Son adversaire écrasé sous son poids. Une arme qui glisse sur le sol. Des iris remplis de peur. Et un coup de feu.Leo se leva, ne se souvenant ni d'être rentré chez lui, ni d'avoir pris une douche, pourtant il était propre. Il se rendit donc dans son petit entrepôt de cassettes. Son magnétophone en main, il raconta simplement son expédition et terminanpar une conclusion funeste :
- Aujourd'hui j'ai tué. Encore. J'ai tellement de sang sur les mains. Pourtant, ça ne me fait presque plus rien quand j'arrache une vie, c'est lui ou moi. Mais je ne peux m'empêcher de me dire que l'Homme court à sa perte à cause de sa violence et de sa folie. Et j'y participe inévitablement. L'Homme n'a plus rien d'humain depuis longtemps, sa fureur naturelle et ses nombreux autres vices ont repris le dessus. Le monde est devenu fou. Chacun ne sert plus que ses propres intérêts ! Chacun a son opinion mais n'écoute jamais celle du voisin. Ainsi, la trahison règne en maître. Les quelques milliers de survivants Gallicanais s'entretuent à une vitesse hallucinante. La violence et les meurtres ne font que croître dans les rues de la capitale. Plus rien n'a de sens, pas même la survie. Nous devrions nous unir pour notre salut plutôt que de mourir inutilement pour le pouvoir. Mais personne n'agit dans ce sens. Cependant, ce n'est peut-être pas plus mal que l'Homme disparaisse pour la survie la planète. De générations en générations, nous l'avons de plus en plus détruite ! Tous ces beaux paysages que la Terre portait qui ne sont maintenant plus que des photos abîmées. L'humanité empoisonne tout. L'humanité s'autodétruit. L'humanité me dégoute.
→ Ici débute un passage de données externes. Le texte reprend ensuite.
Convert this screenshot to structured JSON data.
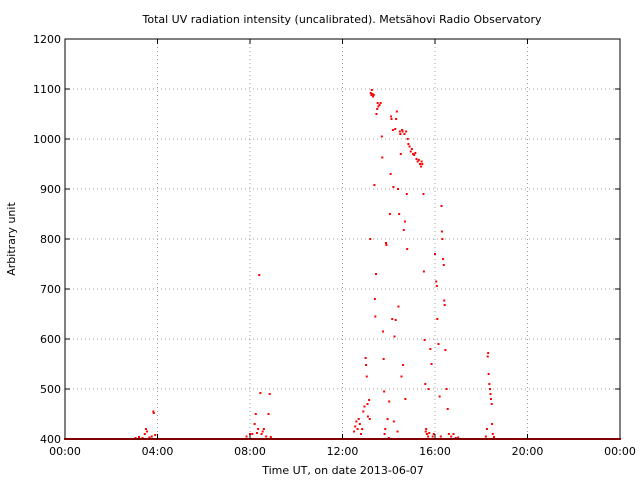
{
  "chart_data": {
    "type": "scatter",
    "title": "Total UV radiation intensity (uncalibrated). Metsähovi Radio Observatory",
    "xlabel": "Time UT, on date 2013-06-07",
    "ylabel": "Arbitrary unit",
    "xlim": [
      0,
      24
    ],
    "ylim": [
      400,
      1200
    ],
    "x_ticks": [
      {
        "value": 0,
        "label": "00:00"
      },
      {
        "value": 4,
        "label": "04:00"
      },
      {
        "value": 8,
        "label": "08:00"
      },
      {
        "value": 12,
        "label": "12:00"
      },
      {
        "value": 16,
        "label": "16:00"
      },
      {
        "value": 20,
        "label": "20:00"
      },
      {
        "value": 24,
        "label": "00:00"
      }
    ],
    "y_ticks": [
      {
        "value": 400,
        "label": "400"
      },
      {
        "value": 500,
        "label": "500"
      },
      {
        "value": 600,
        "label": "600"
      },
      {
        "value": 700,
        "label": "700"
      },
      {
        "value": 800,
        "label": "800"
      },
      {
        "value": 900,
        "label": "900"
      },
      {
        "value": 1000,
        "label": "1000"
      },
      {
        "value": 1100,
        "label": "1100"
      },
      {
        "value": 1200,
        "label": "1200"
      }
    ],
    "grid": true,
    "series_color": "#ff0000",
    "baseline": {
      "y": 400,
      "x_start": 0,
      "x_end": 24,
      "step": 0.05
    },
    "series": [
      {
        "points": [
          [
            3.05,
            402
          ],
          [
            3.2,
            404
          ],
          [
            3.35,
            402
          ],
          [
            3.45,
            410
          ],
          [
            3.5,
            420
          ],
          [
            3.55,
            415
          ],
          [
            3.65,
            403
          ],
          [
            3.75,
            405
          ],
          [
            3.82,
            455
          ],
          [
            3.84,
            452
          ],
          [
            3.9,
            408
          ],
          [
            7.85,
            405
          ],
          [
            8.0,
            410
          ],
          [
            8.1,
            410
          ],
          [
            8.2,
            430
          ],
          [
            8.25,
            450
          ],
          [
            8.3,
            412
          ],
          [
            8.35,
            420
          ],
          [
            8.4,
            728
          ],
          [
            8.45,
            492
          ],
          [
            8.5,
            410
          ],
          [
            8.55,
            415
          ],
          [
            8.6,
            420
          ],
          [
            8.7,
            405
          ],
          [
            8.8,
            450
          ],
          [
            8.85,
            490
          ],
          [
            8.9,
            404
          ],
          [
            12.5,
            415
          ],
          [
            12.55,
            425
          ],
          [
            12.6,
            435
          ],
          [
            12.65,
            420
          ],
          [
            12.7,
            440
          ],
          [
            12.75,
            430
          ],
          [
            12.8,
            410
          ],
          [
            12.85,
            420
          ],
          [
            12.9,
            455
          ],
          [
            12.95,
            465
          ],
          [
            13.0,
            562
          ],
          [
            13.02,
            548
          ],
          [
            13.05,
            525
          ],
          [
            13.08,
            470
          ],
          [
            13.1,
            445
          ],
          [
            13.15,
            478
          ],
          [
            13.18,
            440
          ],
          [
            13.2,
            800
          ],
          [
            13.22,
            1092
          ],
          [
            13.25,
            1088
          ],
          [
            13.27,
            1098
          ],
          [
            13.3,
            1090
          ],
          [
            13.32,
            1085
          ],
          [
            13.35,
            1088
          ],
          [
            13.38,
            908
          ],
          [
            13.4,
            680
          ],
          [
            13.42,
            645
          ],
          [
            13.45,
            730
          ],
          [
            13.47,
            1050
          ],
          [
            13.5,
            1060
          ],
          [
            13.52,
            1072
          ],
          [
            13.55,
            1065
          ],
          [
            13.6,
            1068
          ],
          [
            13.65,
            1072
          ],
          [
            13.7,
            1005
          ],
          [
            13.72,
            963
          ],
          [
            13.75,
            615
          ],
          [
            13.78,
            560
          ],
          [
            13.8,
            495
          ],
          [
            13.82,
            410
          ],
          [
            13.85,
            420
          ],
          [
            13.88,
            792
          ],
          [
            13.9,
            788
          ],
          [
            13.95,
            440
          ],
          [
            14.0,
            402
          ],
          [
            14.02,
            475
          ],
          [
            14.05,
            850
          ],
          [
            14.08,
            930
          ],
          [
            14.1,
            1045
          ],
          [
            14.12,
            1040
          ],
          [
            14.15,
            640
          ],
          [
            14.18,
            1018
          ],
          [
            14.2,
            904
          ],
          [
            14.22,
            435
          ],
          [
            14.25,
            605
          ],
          [
            14.28,
            1020
          ],
          [
            14.3,
            638
          ],
          [
            14.32,
            1040
          ],
          [
            14.35,
            1055
          ],
          [
            14.38,
            415
          ],
          [
            14.4,
            900
          ],
          [
            14.42,
            665
          ],
          [
            14.45,
            850
          ],
          [
            14.48,
            1015
          ],
          [
            14.5,
            1010
          ],
          [
            14.52,
            970
          ],
          [
            14.55,
            525
          ],
          [
            14.58,
            1018
          ],
          [
            14.6,
            1015
          ],
          [
            14.62,
            548
          ],
          [
            14.65,
            818
          ],
          [
            14.68,
            1010
          ],
          [
            14.7,
            835
          ],
          [
            14.72,
            480
          ],
          [
            14.75,
            1015
          ],
          [
            14.78,
            890
          ],
          [
            14.8,
            780
          ],
          [
            14.82,
            1000
          ],
          [
            14.85,
            990
          ],
          [
            14.9,
            985
          ],
          [
            14.95,
            975
          ],
          [
            15.0,
            980
          ],
          [
            15.05,
            970
          ],
          [
            15.1,
            968
          ],
          [
            15.15,
            972
          ],
          [
            15.2,
            960
          ],
          [
            15.25,
            955
          ],
          [
            15.3,
            958
          ],
          [
            15.35,
            950
          ],
          [
            15.4,
            945
          ],
          [
            15.42,
            955
          ],
          [
            15.45,
            950
          ],
          [
            15.5,
            890
          ],
          [
            15.52,
            735
          ],
          [
            15.55,
            598
          ],
          [
            15.58,
            510
          ],
          [
            15.6,
            415
          ],
          [
            15.62,
            420
          ],
          [
            15.65,
            410
          ],
          [
            15.7,
            405
          ],
          [
            15.72,
            500
          ],
          [
            15.75,
            412
          ],
          [
            15.8,
            580
          ],
          [
            15.85,
            550
          ],
          [
            15.9,
            405
          ],
          [
            15.95,
            410
          ],
          [
            16.0,
            770
          ],
          [
            16.05,
            715
          ],
          [
            16.08,
            706
          ],
          [
            16.1,
            640
          ],
          [
            16.15,
            590
          ],
          [
            16.2,
            485
          ],
          [
            16.25,
            405
          ],
          [
            16.28,
            866
          ],
          [
            16.3,
            815
          ],
          [
            16.32,
            800
          ],
          [
            16.35,
            760
          ],
          [
            16.38,
            748
          ],
          [
            16.4,
            677
          ],
          [
            16.42,
            668
          ],
          [
            16.45,
            578
          ],
          [
            16.5,
            500
          ],
          [
            16.55,
            460
          ],
          [
            16.6,
            410
          ],
          [
            16.7,
            405
          ],
          [
            16.8,
            410
          ],
          [
            16.9,
            402
          ],
          [
            17.0,
            403
          ],
          [
            18.2,
            405
          ],
          [
            18.25,
            420
          ],
          [
            18.28,
            565
          ],
          [
            18.3,
            572
          ],
          [
            18.32,
            530
          ],
          [
            18.35,
            510
          ],
          [
            18.38,
            500
          ],
          [
            18.4,
            490
          ],
          [
            18.42,
            480
          ],
          [
            18.45,
            470
          ],
          [
            18.47,
            430
          ],
          [
            18.5,
            410
          ],
          [
            18.55,
            404
          ]
        ]
      }
    ]
  }
}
Leo arrêta l'enregistrement et sortit se poser sur son canapé. Il lisait lorsqu'un hologramme apparut devant lui. Un porte-parole qu'il connaissait très bien pour l'avoir côtoyé : le général d'armée.
- Le chancelier Nestor est mort, déclara-t-il calmement, ainsi que la plupart de ses partisans. L'armé va désormais gouverner la Gallicane et la protéger des attaques intérieures et extérieures. La terreur est enfin terminée ! L'unité va revenir dans le pays. Pour vous placer dès maintenant sous notre protection et recevoir de la nourriture, rendez-vous dans la caserne la plus proche de chez vous ou au parlement. Quant à ceux qui voudraient s'engager, le recrutement est ouvert à tous. Bonne journée chers concitoyens. Votre gouverneur, Ephieltes.
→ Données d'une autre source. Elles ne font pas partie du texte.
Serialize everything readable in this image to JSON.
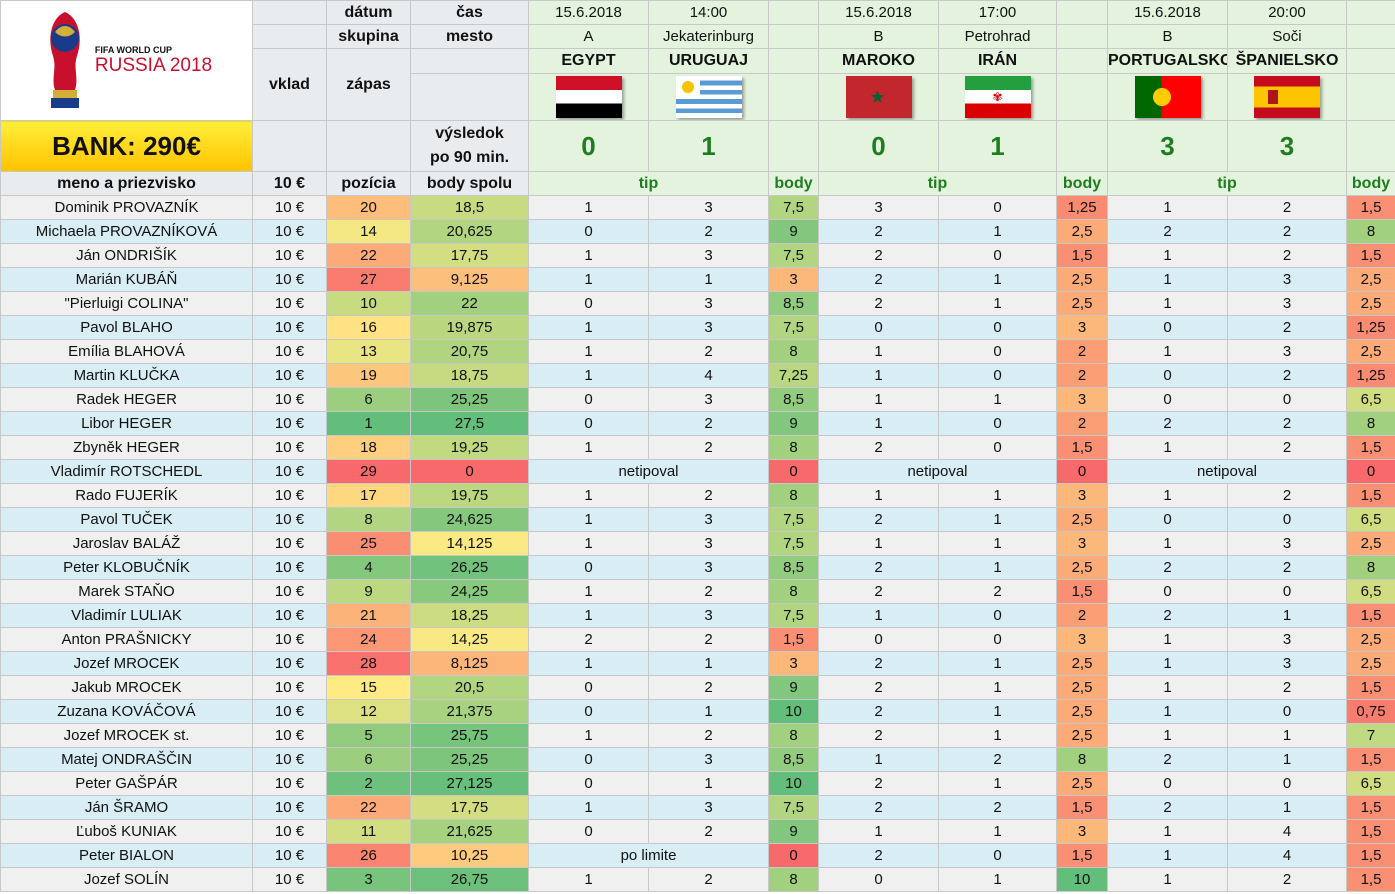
{
  "logo": {
    "line1": "FIFA WORLD CUP",
    "line2": "RUSSIA 2018"
  },
  "bank": "BANK: 290€",
  "headers": {
    "datum": "dátum",
    "cas": "čas",
    "skupina": "skupina",
    "mesto": "mesto",
    "vklad": "vklad",
    "zapas": "zápas",
    "vysledok1": "výsledok",
    "vysledok2": "po 90 min.",
    "meno": "meno a priezvisko",
    "vklad_amt": "10 €",
    "pozicia": "pozícia",
    "body_spolu": "body spolu",
    "tip": "tip",
    "body": "body"
  },
  "matches": [
    {
      "date": "15.6.2018",
      "time": "14:00",
      "group": "A",
      "city": "Jekaterinburg",
      "home": "EGYPT",
      "away": "URUGUAJ",
      "home_flag": "egypt-flag",
      "away_flag": "uruguay-flag",
      "home_score": "0",
      "away_score": "1"
    },
    {
      "date": "15.6.2018",
      "time": "17:00",
      "group": "B",
      "city": "Petrohrad",
      "home": "MAROKO",
      "away": "IRÁN",
      "home_flag": "morocco-flag",
      "away_flag": "iran-flag",
      "home_score": "0",
      "away_score": "1"
    },
    {
      "date": "15.6.2018",
      "time": "20:00",
      "group": "B",
      "city": "Soči",
      "home": "PORTUGALSKO",
      "away": "ŠPANIELSKO",
      "home_flag": "portugal-flag",
      "away_flag": "spain-flag",
      "home_score": "3",
      "away_score": "3"
    }
  ],
  "colors": {
    "low": "#f8696b",
    "mid": "#ffeb84",
    "high": "#63be7b"
  },
  "rows": [
    {
      "name": "Dominik PROVAZNÍK",
      "vklad": "10 €",
      "poz": "20",
      "total": "18,5",
      "m": [
        [
          "1",
          "3",
          "7,5"
        ],
        [
          "3",
          "0",
          "1,25"
        ],
        [
          "1",
          "2",
          "1,5"
        ]
      ]
    },
    {
      "name": "Michaela PROVAZNÍKOVÁ",
      "vklad": "10 €",
      "poz": "14",
      "total": "20,625",
      "m": [
        [
          "0",
          "2",
          "9"
        ],
        [
          "2",
          "1",
          "2,5"
        ],
        [
          "2",
          "2",
          "8"
        ]
      ]
    },
    {
      "name": "Ján ONDRIŠÍK",
      "vklad": "10 €",
      "poz": "22",
      "total": "17,75",
      "m": [
        [
          "1",
          "3",
          "7,5"
        ],
        [
          "2",
          "0",
          "1,5"
        ],
        [
          "1",
          "2",
          "1,5"
        ]
      ]
    },
    {
      "name": "Marián KUBÁŇ",
      "vklad": "10 €",
      "poz": "27",
      "total": "9,125",
      "m": [
        [
          "1",
          "1",
          "3"
        ],
        [
          "2",
          "1",
          "2,5"
        ],
        [
          "1",
          "3",
          "2,5"
        ]
      ]
    },
    {
      "name": "\"Pierluigi COLINA\"",
      "vklad": "10 €",
      "poz": "10",
      "total": "22",
      "m": [
        [
          "0",
          "3",
          "8,5"
        ],
        [
          "2",
          "1",
          "2,5"
        ],
        [
          "1",
          "3",
          "2,5"
        ]
      ]
    },
    {
      "name": "Pavol BLAHO",
      "vklad": "10 €",
      "poz": "16",
      "total": "19,875",
      "m": [
        [
          "1",
          "3",
          "7,5"
        ],
        [
          "0",
          "0",
          "3"
        ],
        [
          "0",
          "2",
          "1,25"
        ]
      ]
    },
    {
      "name": "Emília BLAHOVÁ",
      "vklad": "10 €",
      "poz": "13",
      "total": "20,75",
      "m": [
        [
          "1",
          "2",
          "8"
        ],
        [
          "1",
          "0",
          "2"
        ],
        [
          "1",
          "3",
          "2,5"
        ]
      ]
    },
    {
      "name": "Martin KLUČKA",
      "vklad": "10 €",
      "poz": "19",
      "total": "18,75",
      "m": [
        [
          "1",
          "4",
          "7,25"
        ],
        [
          "1",
          "0",
          "2"
        ],
        [
          "0",
          "2",
          "1,25"
        ]
      ]
    },
    {
      "name": "Radek HEGER",
      "vklad": "10 €",
      "poz": "6",
      "total": "25,25",
      "m": [
        [
          "0",
          "3",
          "8,5"
        ],
        [
          "1",
          "1",
          "3"
        ],
        [
          "0",
          "0",
          "6,5"
        ]
      ]
    },
    {
      "name": "Libor HEGER",
      "vklad": "10 €",
      "poz": "1",
      "total": "27,5",
      "m": [
        [
          "0",
          "2",
          "9"
        ],
        [
          "1",
          "0",
          "2"
        ],
        [
          "2",
          "2",
          "8"
        ]
      ]
    },
    {
      "name": "Zbyněk HEGER",
      "vklad": "10 €",
      "poz": "18",
      "total": "19,25",
      "m": [
        [
          "1",
          "2",
          "8"
        ],
        [
          "2",
          "0",
          "1,5"
        ],
        [
          "1",
          "2",
          "1,5"
        ]
      ]
    },
    {
      "name": "Vladimír ROTSCHEDL",
      "vklad": "10 €",
      "poz": "29",
      "total": "0",
      "m": [
        [
          "netipoval",
          "",
          "0"
        ],
        [
          "netipoval",
          "",
          "0"
        ],
        [
          "netipoval",
          "",
          "0"
        ]
      ]
    },
    {
      "name": "Rado FUJERÍK",
      "vklad": "10 €",
      "poz": "17",
      "total": "19,75",
      "m": [
        [
          "1",
          "2",
          "8"
        ],
        [
          "1",
          "1",
          "3"
        ],
        [
          "1",
          "2",
          "1,5"
        ]
      ]
    },
    {
      "name": "Pavol TUČEK",
      "vklad": "10 €",
      "poz": "8",
      "total": "24,625",
      "m": [
        [
          "1",
          "3",
          "7,5"
        ],
        [
          "2",
          "1",
          "2,5"
        ],
        [
          "0",
          "0",
          "6,5"
        ]
      ]
    },
    {
      "name": "Jaroslav BALÁŽ",
      "vklad": "10 €",
      "poz": "25",
      "total": "14,125",
      "m": [
        [
          "1",
          "3",
          "7,5"
        ],
        [
          "1",
          "1",
          "3"
        ],
        [
          "1",
          "3",
          "2,5"
        ]
      ]
    },
    {
      "name": "Peter KLOBUČNÍK",
      "vklad": "10 €",
      "poz": "4",
      "total": "26,25",
      "m": [
        [
          "0",
          "3",
          "8,5"
        ],
        [
          "2",
          "1",
          "2,5"
        ],
        [
          "2",
          "2",
          "8"
        ]
      ]
    },
    {
      "name": "Marek STAŇO",
      "vklad": "10 €",
      "poz": "9",
      "total": "24,25",
      "m": [
        [
          "1",
          "2",
          "8"
        ],
        [
          "2",
          "2",
          "1,5"
        ],
        [
          "0",
          "0",
          "6,5"
        ]
      ]
    },
    {
      "name": "Vladimír LULIAK",
      "vklad": "10 €",
      "poz": "21",
      "total": "18,25",
      "m": [
        [
          "1",
          "3",
          "7,5"
        ],
        [
          "1",
          "0",
          "2"
        ],
        [
          "2",
          "1",
          "1,5"
        ]
      ]
    },
    {
      "name": "Anton PRAŠNICKY",
      "vklad": "10 €",
      "poz": "24",
      "total": "14,25",
      "m": [
        [
          "2",
          "2",
          "1,5"
        ],
        [
          "0",
          "0",
          "3"
        ],
        [
          "1",
          "3",
          "2,5"
        ]
      ]
    },
    {
      "name": "Jozef MROCEK",
      "vklad": "10 €",
      "poz": "28",
      "total": "8,125",
      "m": [
        [
          "1",
          "1",
          "3"
        ],
        [
          "2",
          "1",
          "2,5"
        ],
        [
          "1",
          "3",
          "2,5"
        ]
      ]
    },
    {
      "name": "Jakub MROCEK",
      "vklad": "10 €",
      "poz": "15",
      "total": "20,5",
      "m": [
        [
          "0",
          "2",
          "9"
        ],
        [
          "2",
          "1",
          "2,5"
        ],
        [
          "1",
          "2",
          "1,5"
        ]
      ]
    },
    {
      "name": "Zuzana KOVÁČOVÁ",
      "vklad": "10 €",
      "poz": "12",
      "total": "21,375",
      "m": [
        [
          "0",
          "1",
          "10"
        ],
        [
          "2",
          "1",
          "2,5"
        ],
        [
          "1",
          "0",
          "0,75"
        ]
      ]
    },
    {
      "name": "Jozef MROCEK st.",
      "vklad": "10 €",
      "poz": "5",
      "total": "25,75",
      "m": [
        [
          "1",
          "2",
          "8"
        ],
        [
          "2",
          "1",
          "2,5"
        ],
        [
          "1",
          "1",
          "7"
        ]
      ]
    },
    {
      "name": "Matej ONDRAŠČIN",
      "vklad": "10 €",
      "poz": "6",
      "total": "25,25",
      "m": [
        [
          "0",
          "3",
          "8,5"
        ],
        [
          "1",
          "2",
          "8"
        ],
        [
          "2",
          "1",
          "1,5"
        ]
      ]
    },
    {
      "name": "Peter GAŠPÁR",
      "vklad": "10 €",
      "poz": "2",
      "total": "27,125",
      "m": [
        [
          "0",
          "1",
          "10"
        ],
        [
          "2",
          "1",
          "2,5"
        ],
        [
          "0",
          "0",
          "6,5"
        ]
      ]
    },
    {
      "name": "Ján ŠRAMO",
      "vklad": "10 €",
      "poz": "22",
      "total": "17,75",
      "m": [
        [
          "1",
          "3",
          "7,5"
        ],
        [
          "2",
          "2",
          "1,5"
        ],
        [
          "2",
          "1",
          "1,5"
        ]
      ]
    },
    {
      "name": "Ľuboš KUNIAK",
      "vklad": "10 €",
      "poz": "11",
      "total": "21,625",
      "m": [
        [
          "0",
          "2",
          "9"
        ],
        [
          "1",
          "1",
          "3"
        ],
        [
          "1",
          "4",
          "1,5"
        ]
      ]
    },
    {
      "name": "Peter BIALON",
      "vklad": "10 €",
      "poz": "26",
      "total": "10,25",
      "m": [
        [
          "po limite",
          "",
          "0"
        ],
        [
          "2",
          "0",
          "1,5"
        ],
        [
          "1",
          "4",
          "1,5"
        ]
      ]
    },
    {
      "name": "Jozef SOLÍN",
      "vklad": "10 €",
      "poz": "3",
      "total": "26,75",
      "m": [
        [
          "1",
          "2",
          "8"
        ],
        [
          "0",
          "1",
          "10"
        ],
        [
          "1",
          "2",
          "1,5"
        ]
      ]
    }
  ]
}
Suite à cette annonce, Leo prit ses affaires et se rendit au parlement dans une atmosphère lugubre. Ayant combattu avec lui, il avait confiance en Ephieltes et se placer sous sa protection ne lui posait donc aucun problème. Il allait même s'engager de nouveau sous son commandement.
Lorsqu'il arriva au parlement, le hall grouillait déjà. Le jeune homme demanda à un garde de le présenter au gouverneur qu'il connaissait personnellement.
Son ancien camarade le reconnu et ils discutèrent quelques minutes. Leo souhaitait se placer sous ses ordres alors Ephieltes voulu l'emmener vers ses hommes pour qu'ils l'accueillent. Cependant, aucun individu ne se profilait à l'horizon et ils débouchèrent dans une pièce sombre et isolée.
- Où sommes-nous ? demanda le jeune homme de plus en plus suspicieux.
- Au temps de la guerre je t'appréciais Leonidas. (Il frissonna à l'évocation de son prénom complet). Je voulais que tu le saches, vilipenda le gouverneur tandis qu'un éclat brillait à sa ceinture. Mais nous n'avons pas besoin d'un ancien militaire rebelle avec ses « observations » pour nous servir.
Un coup de feu retentit et ce fut la dernière chose qu'entendit Leo avant de s'effondrer.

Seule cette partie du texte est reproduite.